Press can’t be stopped
Andonovski will be hoping that the run of form that Christen Press is experiencing can last for at least one more month. And there’s no reason to believe that she can’t keep it up.
She scored two more goals Thursday and they were the product of keen soccer instincts and decisive movements in the box, the type that Andonovski says she’s been working to perfect.
“She’s a very intelligent player when she’s in and around the box,” he said. “Understands the movement of the defenders and knows how to move well off them. But we spend a lot of time working on those movements, working on targeting players or areas. And I’m just happy we were able to capitalize on some of them.”
Press has now been involved in 36 goals in her last 36 USWNT games (18 goals, 18 assists). If the USA wins gold in Tokyo, she’ll likely play a big part in it.
First sister-to-sister goal in U.S. history
The U.S. opener in Thursday’s win was scored by Sam Mewis off a pass from sister Kristie Mewis, who got another start in central midfield alongside her sibling. The chest-bump celebration (below) was Sam’s idea, proposed before the game via text in case they were to combine for a goal.
It was a moment that will be remembered by the more than 40 friends and family members who traveled down from Massachusetts to East Hartford to watch the Mewis sisters in action. And Sam Mewis was arguably the best player on the field.
The inclusion of Kristie Mewis on the Olympic team was considered a mild surprise given her recent return to the national team after a multiyear absence due to injury.
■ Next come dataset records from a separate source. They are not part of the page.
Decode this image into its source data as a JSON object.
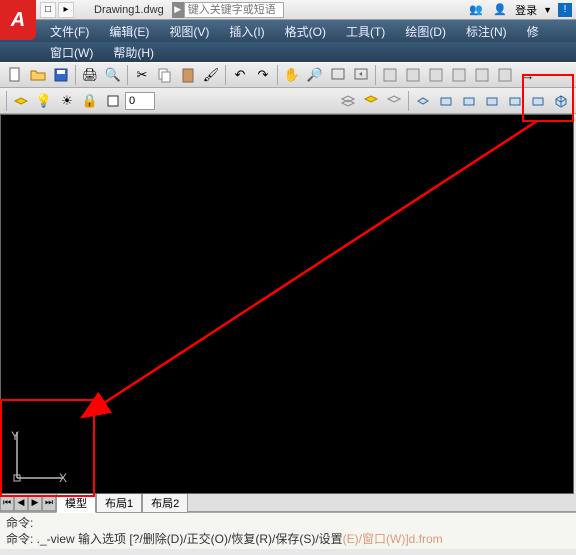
{
  "title": {
    "doc_name": "Drawing1.dwg",
    "search_placeholder": "键入关键字或短语",
    "login": "登录"
  },
  "menubar": {
    "items": [
      "文件(F)",
      "编辑(E)",
      "视图(V)",
      "插入(I)",
      "格式(O)",
      "工具(T)",
      "绘图(D)",
      "标注(N)",
      "修"
    ],
    "row2": [
      "窗口(W)",
      "帮助(H)"
    ]
  },
  "toolbar2": {
    "layer_value": "0"
  },
  "ucs": {
    "x": "X",
    "y": "Y"
  },
  "tabs": {
    "model": "模型",
    "layout1": "布局1",
    "layout2": "布局2"
  },
  "cmd": {
    "line1": "命令:",
    "line2_a": "命令: ._-view 输入选项 [?/删除(D)/正交(O)/恢复(R)/保存(S)/设置",
    "line2_b": "(E)/窗口(W)]d.from"
  }
}
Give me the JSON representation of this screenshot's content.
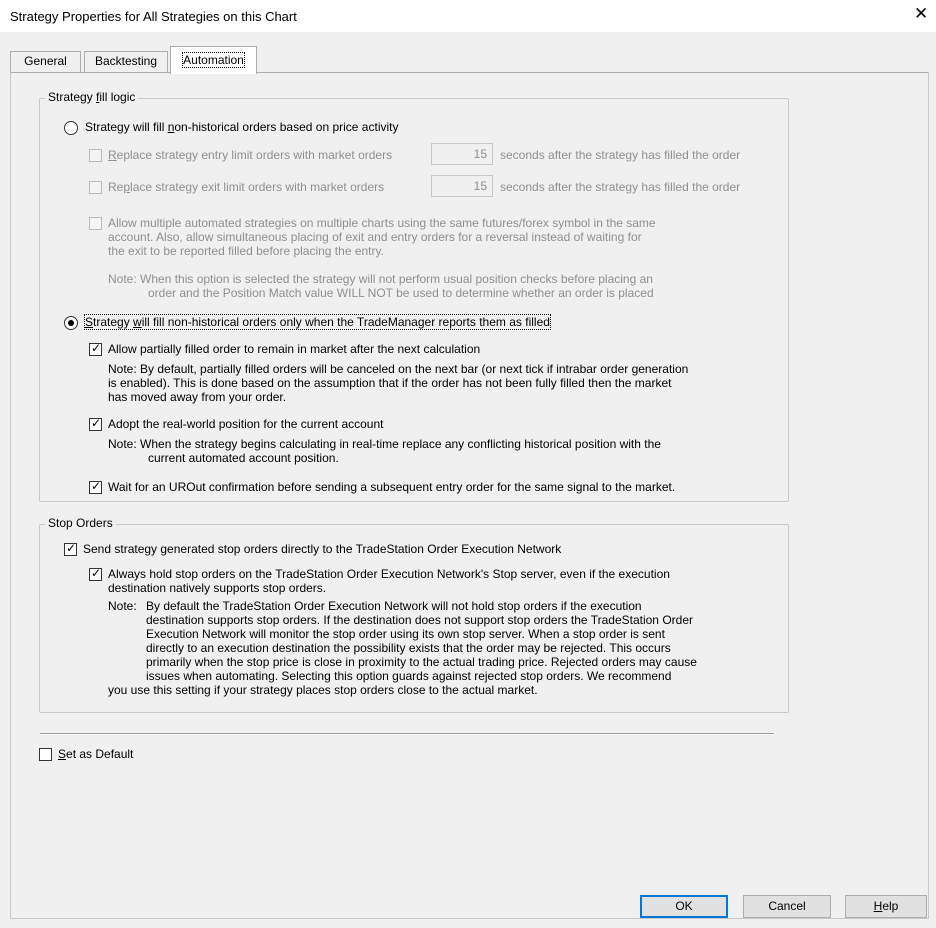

She was self-critical postgame — “I think I was sloppy in certain areas,” she said — but Andonovski sounded more pleased with her showing, saying that “she proved she deserves to be on this team.”
Macario shines off the bench
Catarina Macario’s performances in the USWNT’s June match series were subdued and may have been a factor in her making the alternate list and missing the cut for the final 18-player Olympic roster.
Against Mexico, the 21-year-old looked nothing like the June version of herself. Coming off the bench, she was inspired and confident as she dribbled past defenders and threaded passes to teammates — creative flashes that the U.S. could surely find useful against the more obstinate defensive blockades at the Olympics.
And if an impending change in the Olympic roster rules becomes official and allows alternates to become part of an expanded 22-player roster and available for matches, that could prove a game-changer based on what Macario displayed in her 15-minute stint.
“What we saw from Catarina was something we expect from her every time she steps on the field,” Andonovski said. “We saw her creativity and ability to combine with her teammates — we saw that with Tobin [Heath] and with Sam [Mewis] and we saw a little bit of individual creativity and ability to eliminate players in a 1-v-1 situation. So for the minutes she was on the field, I thought she performed very well.”